介護技術を上手く活用することで体力の消耗を抑えることも可能ですが、夏や冬など季節によって体力を消耗しやすい時期もありますので、体力に自信がある人は訪問介護の仕事ではかなりの強みになるでしょう。
訪問介護は利用者の方の生活を守り、命を守る仕事になります。責任感をもって、利用者の方の意思を尊重した支援を行うことができる人が求められます。
誰しも、自分の仕事に対してやりがいを感じていたいと考えることでしょう。訪問介護の仕事で得ることができるやりがいや魅力についてご紹介いたしますので、ぜひ参考にしてみてください。
利用者の方からの「嬉しい」・「ありがとう」・「訪問してくれるのが楽しみ」などの感謝の気持ちやポジティブな言葉が、介護職に就く人の心を癒し、励まし、働くことへのやりがいにつながります。
訪問介護で働くなかで、大変なことや辛いことがたくさんあるかもしれませんが、利用者の方からの心のこもった言葉はそのようなネガティブな思いをきれいに忘れさせてくれることでしょう。
訪問介護を利用される方はさまざまな人生経験を経てきた人たちです。多くの利用者の方から人生について学ぶことができ、今まで知らなかった人生観を得る機会になりますので、自分自身をいっそう磨くことができるはずです。
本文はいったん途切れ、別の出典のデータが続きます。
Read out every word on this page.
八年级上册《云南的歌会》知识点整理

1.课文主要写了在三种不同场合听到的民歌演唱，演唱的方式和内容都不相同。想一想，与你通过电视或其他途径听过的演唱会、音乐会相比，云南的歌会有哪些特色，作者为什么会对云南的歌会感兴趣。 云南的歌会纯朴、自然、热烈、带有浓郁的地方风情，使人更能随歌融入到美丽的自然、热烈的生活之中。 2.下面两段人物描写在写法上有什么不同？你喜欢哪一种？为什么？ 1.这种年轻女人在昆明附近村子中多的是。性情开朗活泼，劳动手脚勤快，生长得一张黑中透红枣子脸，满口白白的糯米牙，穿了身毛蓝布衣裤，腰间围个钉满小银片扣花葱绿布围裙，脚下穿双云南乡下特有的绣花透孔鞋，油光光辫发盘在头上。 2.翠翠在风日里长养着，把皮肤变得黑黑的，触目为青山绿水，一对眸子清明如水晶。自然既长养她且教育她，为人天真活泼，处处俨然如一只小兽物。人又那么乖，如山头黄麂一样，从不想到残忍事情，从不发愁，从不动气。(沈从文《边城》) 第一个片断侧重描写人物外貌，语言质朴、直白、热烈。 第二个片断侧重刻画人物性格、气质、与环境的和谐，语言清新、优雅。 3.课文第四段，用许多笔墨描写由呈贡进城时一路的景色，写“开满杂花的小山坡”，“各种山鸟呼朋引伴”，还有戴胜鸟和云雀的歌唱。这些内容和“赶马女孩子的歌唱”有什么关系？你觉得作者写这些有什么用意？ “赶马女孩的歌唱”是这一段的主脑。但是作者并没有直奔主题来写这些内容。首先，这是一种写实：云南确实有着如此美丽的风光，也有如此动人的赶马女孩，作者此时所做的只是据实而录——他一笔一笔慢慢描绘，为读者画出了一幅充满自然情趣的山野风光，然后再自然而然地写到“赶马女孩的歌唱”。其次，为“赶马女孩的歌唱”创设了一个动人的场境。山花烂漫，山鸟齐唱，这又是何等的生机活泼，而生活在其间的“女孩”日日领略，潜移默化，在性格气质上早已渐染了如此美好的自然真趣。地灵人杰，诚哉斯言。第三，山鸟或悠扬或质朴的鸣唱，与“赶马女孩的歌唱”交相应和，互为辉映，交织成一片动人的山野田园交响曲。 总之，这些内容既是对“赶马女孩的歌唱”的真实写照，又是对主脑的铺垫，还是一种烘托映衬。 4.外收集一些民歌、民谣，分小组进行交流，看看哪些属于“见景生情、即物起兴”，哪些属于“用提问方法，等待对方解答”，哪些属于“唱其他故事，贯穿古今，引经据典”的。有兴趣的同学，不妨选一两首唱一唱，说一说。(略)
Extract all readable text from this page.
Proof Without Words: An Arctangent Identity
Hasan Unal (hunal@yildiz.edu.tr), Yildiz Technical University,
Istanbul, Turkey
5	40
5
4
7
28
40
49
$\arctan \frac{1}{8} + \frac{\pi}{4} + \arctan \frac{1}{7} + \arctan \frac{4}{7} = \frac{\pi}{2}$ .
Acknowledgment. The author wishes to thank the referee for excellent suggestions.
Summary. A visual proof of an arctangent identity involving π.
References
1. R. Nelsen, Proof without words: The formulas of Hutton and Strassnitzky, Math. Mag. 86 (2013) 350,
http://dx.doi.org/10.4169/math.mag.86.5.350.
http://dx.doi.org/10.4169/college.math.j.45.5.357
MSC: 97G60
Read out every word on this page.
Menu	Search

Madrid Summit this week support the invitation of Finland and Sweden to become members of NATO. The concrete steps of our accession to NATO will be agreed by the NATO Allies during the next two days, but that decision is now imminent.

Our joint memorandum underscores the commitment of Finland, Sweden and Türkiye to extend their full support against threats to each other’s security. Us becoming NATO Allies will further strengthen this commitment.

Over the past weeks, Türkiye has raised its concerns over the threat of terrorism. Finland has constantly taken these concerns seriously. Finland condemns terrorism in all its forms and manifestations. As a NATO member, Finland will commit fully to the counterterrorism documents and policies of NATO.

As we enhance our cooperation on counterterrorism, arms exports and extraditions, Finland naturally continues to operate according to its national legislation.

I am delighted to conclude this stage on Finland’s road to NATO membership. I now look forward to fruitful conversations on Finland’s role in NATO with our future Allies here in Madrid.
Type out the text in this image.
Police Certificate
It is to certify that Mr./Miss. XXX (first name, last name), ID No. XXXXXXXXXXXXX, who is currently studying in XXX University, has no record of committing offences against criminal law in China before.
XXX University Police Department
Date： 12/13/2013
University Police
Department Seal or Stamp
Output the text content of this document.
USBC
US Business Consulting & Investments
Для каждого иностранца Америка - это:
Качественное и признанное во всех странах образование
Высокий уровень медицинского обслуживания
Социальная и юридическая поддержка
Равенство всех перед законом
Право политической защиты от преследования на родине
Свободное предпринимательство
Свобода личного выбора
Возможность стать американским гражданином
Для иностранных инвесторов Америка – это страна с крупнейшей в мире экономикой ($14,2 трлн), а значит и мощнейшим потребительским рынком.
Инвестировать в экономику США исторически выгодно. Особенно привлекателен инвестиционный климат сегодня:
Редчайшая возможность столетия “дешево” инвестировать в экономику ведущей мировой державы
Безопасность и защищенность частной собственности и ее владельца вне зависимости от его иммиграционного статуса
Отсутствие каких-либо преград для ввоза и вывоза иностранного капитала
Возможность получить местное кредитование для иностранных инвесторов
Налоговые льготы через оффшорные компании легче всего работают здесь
日々の訪問介護でさまざまな利用者の方に合わせた支援を行うため、介護技術を高めていくことができます。生活援助従事者研修や介護職員初任者研修から実務経験を積み重ねることで、実務者研修の資格や、国家資格である介護福祉士の資格取得へと自分自身の専門性を磨くことにつなげることができます。
訪問介護は短時間で行うことが多いため、出産や子育て、自分自身の都合などで働く時間を調整したい場合でも受けもつことができます。
所属する訪問介護事業所で勤務時間を調整してもらうことで、訪問介護の仕事にやりがいと充実感を感じながらプライベートの生活も充実させる、「ワークライフバランス」(仕事と生活の調和)を実現させることが可能になります。
訪問介護の仕事は人と接し、触れ合うことのできる仕事です。日々の仕事を積み重ねることが介護技術の向上につながり、資格取得を通して専門性を高めてキャリアアップすることができるでしょう。スキルを磨きながら、利用者の方の誠実な笑顔を1つでも多く受け取ってくださいね。